First-time homebuyers and owners about to renew their mortgages are nervous about the first benchmark interest-rate hike, a Victoria mortgage broker said Wednesday.
The increase, the first in nearly seven years, might prompt some people to lock in their mortgage rates, Colleen Flynn of Select Mortgage Group said. “It’s a concern for people. They are saying: ‘What’s this going to mean for me?’ ” she said. “I think more people are locking in to be cautious.”
Flynn said she’s also getting calls from homeowners who want to renew their mortgages early.
The Bank of Canada raised its key interest-rate target to 0.75 per cent from 0.5 per cent on Wednesday, prompting the five big banks to raise their prime rates a quarter of a percentage point. At the Royal Bank of Canada, that puts the prime rate at 2.95 per cent, up from 2.7 per cent.
Economists expect a gradual cycle of rate hikes amid rising confidence in the economy and projected growth.
Someone with a $540,000 mortgage over 25 years at an interest rate of 2.95 per cent would have monthly payments of $2,541, up from $2,473 at the lower rate. That $68 a month might not sound like a lot, Flynn said, but it takes earnings of $200 more a month to qualify for a mortgage at the higher rate.
“It’s going to affect their borrowing power,” she said.
Also, a greater share of the monthly payments will go toward interest, so the homeowner will pay $2,300 less toward their principal over five years, Flynn said.
Josh Ray and Nancy Schmidt, who are in their mid-30s, bought their first home in Saanich’s Glanford area on June 30.
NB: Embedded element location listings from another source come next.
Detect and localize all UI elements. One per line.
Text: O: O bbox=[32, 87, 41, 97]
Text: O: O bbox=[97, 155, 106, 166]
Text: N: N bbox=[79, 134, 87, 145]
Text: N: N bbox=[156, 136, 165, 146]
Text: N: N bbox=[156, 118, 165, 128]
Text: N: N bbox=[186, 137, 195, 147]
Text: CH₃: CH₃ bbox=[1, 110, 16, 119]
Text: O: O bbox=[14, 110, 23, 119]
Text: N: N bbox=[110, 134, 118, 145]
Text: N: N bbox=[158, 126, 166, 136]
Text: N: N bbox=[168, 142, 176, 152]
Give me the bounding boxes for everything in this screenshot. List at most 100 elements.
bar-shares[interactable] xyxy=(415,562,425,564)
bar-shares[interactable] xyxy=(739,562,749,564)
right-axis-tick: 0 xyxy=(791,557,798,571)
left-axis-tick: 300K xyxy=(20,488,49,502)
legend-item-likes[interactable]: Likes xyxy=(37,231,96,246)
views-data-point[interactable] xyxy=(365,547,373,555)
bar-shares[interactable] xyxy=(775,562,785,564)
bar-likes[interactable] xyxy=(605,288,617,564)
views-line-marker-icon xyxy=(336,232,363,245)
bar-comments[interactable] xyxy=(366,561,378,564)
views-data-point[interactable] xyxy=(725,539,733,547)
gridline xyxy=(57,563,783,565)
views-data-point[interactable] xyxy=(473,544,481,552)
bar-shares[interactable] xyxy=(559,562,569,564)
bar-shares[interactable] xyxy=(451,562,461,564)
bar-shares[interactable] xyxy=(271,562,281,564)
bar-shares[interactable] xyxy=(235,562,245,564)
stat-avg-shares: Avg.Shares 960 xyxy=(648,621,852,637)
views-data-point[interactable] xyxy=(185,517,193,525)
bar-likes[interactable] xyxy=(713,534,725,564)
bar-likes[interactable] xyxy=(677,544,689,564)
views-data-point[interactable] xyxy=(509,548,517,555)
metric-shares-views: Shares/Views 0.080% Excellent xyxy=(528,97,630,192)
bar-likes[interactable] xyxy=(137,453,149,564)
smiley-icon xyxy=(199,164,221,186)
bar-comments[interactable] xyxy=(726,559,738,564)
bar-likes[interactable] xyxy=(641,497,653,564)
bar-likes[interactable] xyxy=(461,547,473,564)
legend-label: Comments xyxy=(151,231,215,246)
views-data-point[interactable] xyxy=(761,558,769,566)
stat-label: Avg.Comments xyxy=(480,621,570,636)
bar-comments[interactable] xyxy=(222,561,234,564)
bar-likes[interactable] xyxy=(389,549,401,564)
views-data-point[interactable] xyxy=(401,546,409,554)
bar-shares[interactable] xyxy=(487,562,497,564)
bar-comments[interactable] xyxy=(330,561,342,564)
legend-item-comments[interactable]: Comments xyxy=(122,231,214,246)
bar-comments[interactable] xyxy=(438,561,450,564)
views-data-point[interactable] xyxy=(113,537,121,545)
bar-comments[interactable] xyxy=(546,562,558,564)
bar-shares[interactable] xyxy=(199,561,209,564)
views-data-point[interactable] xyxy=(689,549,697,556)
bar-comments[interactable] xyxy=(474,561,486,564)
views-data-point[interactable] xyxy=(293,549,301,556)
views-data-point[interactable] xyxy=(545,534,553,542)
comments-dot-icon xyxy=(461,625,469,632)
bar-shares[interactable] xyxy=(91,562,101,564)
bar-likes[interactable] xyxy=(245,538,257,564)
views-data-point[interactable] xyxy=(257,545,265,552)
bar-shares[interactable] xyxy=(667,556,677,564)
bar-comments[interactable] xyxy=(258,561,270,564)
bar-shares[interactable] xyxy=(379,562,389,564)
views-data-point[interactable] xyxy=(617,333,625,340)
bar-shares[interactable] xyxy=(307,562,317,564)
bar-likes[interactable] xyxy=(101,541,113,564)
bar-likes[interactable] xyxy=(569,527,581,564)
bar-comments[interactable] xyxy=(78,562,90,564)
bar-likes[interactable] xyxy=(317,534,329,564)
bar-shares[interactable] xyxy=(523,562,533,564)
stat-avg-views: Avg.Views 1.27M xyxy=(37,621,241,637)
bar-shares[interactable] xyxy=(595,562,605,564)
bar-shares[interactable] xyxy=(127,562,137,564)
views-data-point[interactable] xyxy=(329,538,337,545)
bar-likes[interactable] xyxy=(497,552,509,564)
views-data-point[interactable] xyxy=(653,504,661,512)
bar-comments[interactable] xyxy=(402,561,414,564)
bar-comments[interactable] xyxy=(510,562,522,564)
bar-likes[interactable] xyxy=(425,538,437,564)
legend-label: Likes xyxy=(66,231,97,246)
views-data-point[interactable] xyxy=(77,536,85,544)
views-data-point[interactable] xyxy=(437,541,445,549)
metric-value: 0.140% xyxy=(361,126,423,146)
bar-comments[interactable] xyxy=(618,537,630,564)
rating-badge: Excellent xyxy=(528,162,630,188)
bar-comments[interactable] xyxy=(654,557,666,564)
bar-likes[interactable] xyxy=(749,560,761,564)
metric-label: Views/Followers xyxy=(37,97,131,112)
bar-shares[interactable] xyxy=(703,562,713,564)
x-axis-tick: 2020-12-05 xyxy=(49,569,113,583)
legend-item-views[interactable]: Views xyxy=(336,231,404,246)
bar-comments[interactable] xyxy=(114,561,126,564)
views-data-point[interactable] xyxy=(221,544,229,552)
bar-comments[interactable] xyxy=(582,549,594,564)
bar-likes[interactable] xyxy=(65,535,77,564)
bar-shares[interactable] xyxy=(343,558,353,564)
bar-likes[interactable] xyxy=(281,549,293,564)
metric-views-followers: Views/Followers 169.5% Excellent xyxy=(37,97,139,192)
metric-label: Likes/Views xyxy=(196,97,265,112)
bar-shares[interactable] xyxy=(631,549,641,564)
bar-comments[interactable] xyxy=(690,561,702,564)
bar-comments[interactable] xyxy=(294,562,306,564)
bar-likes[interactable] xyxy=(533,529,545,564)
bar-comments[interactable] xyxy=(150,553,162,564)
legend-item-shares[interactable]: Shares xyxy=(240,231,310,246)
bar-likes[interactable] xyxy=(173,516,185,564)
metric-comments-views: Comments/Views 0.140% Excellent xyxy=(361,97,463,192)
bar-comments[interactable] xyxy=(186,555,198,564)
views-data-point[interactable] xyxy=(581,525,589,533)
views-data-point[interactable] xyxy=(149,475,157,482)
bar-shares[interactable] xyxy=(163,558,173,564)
Ray, a real estate agent and property manager, said the couple initially went with a variable rate of 2.3 per cent but switched to a fixed rate of 2.54 per cent once news broke of the rate hike.
The increased cost amounts to less than $100 a month and is manageable for them, since the home also has a rental suite.
“That’s still an amazing rate — it’s a no-brainer to lock into that,” Ray said. “They’re talking about raising [interest rates] two or three times this year.”
Ara Balabanian, president of the Greater Victoria Real Estate Board, said the interest-rate hike could push would-be buyers into the market in an attempt to beat another rate increase.
“I think the effects might be more psychological than real financial,” said Balabanian, a real estate agent with Macdonald Realty Victoria. “There’s a lot of people who have been sitting on the sidelines watching [the market] and they might think, the rates are beginning to move up, maybe this is the time to go forward and buy something and lock it in. This low interest-rate environment will not continue forever.”
The interest rate is only one factor influencing the real estate market, and Balabanian said he doesn’t anticipate a major change in Greater Victoria house prices.
Mortgage broker Maria Dominelli said most first-time homebuyers have fixed mortgage rates, so the rate hike will not immediately affect them.
Variable rates tend to be lower but riskier, since the rates could rise. Borrowers seeking a variable-rate mortgage would have to qualify at the Bank of Canada benchmark of 4.64 per cent, “so there’s already that cushion built in for those borrowers to handle the ups and downs and ride the wave,” Dominelli said.
She said a period of consistent rate hikes could make it harder for people to get into the market.
“Let’s put it this way: It’s not going to make their bottom line any easier,” she said. “A higher rate will mean they have to take on a slightly higher debt load.”
The “bigger bombshell,” Dominelli said, would be the new stress test for uninsured mortgages being proposed by Canada’s banking regulator.
The new rules would mean homebuyers with a down payment of 20 per cent or more will have to show they can handle their monthly payments if interest rates rise.
Currently, only homebuyers with less than 20 per cent down — who must be insured by Canada Mortgage and Housing Corporation — are required to face the test.
“When these new rules come in, it’s going to be a rude awakening,” she said.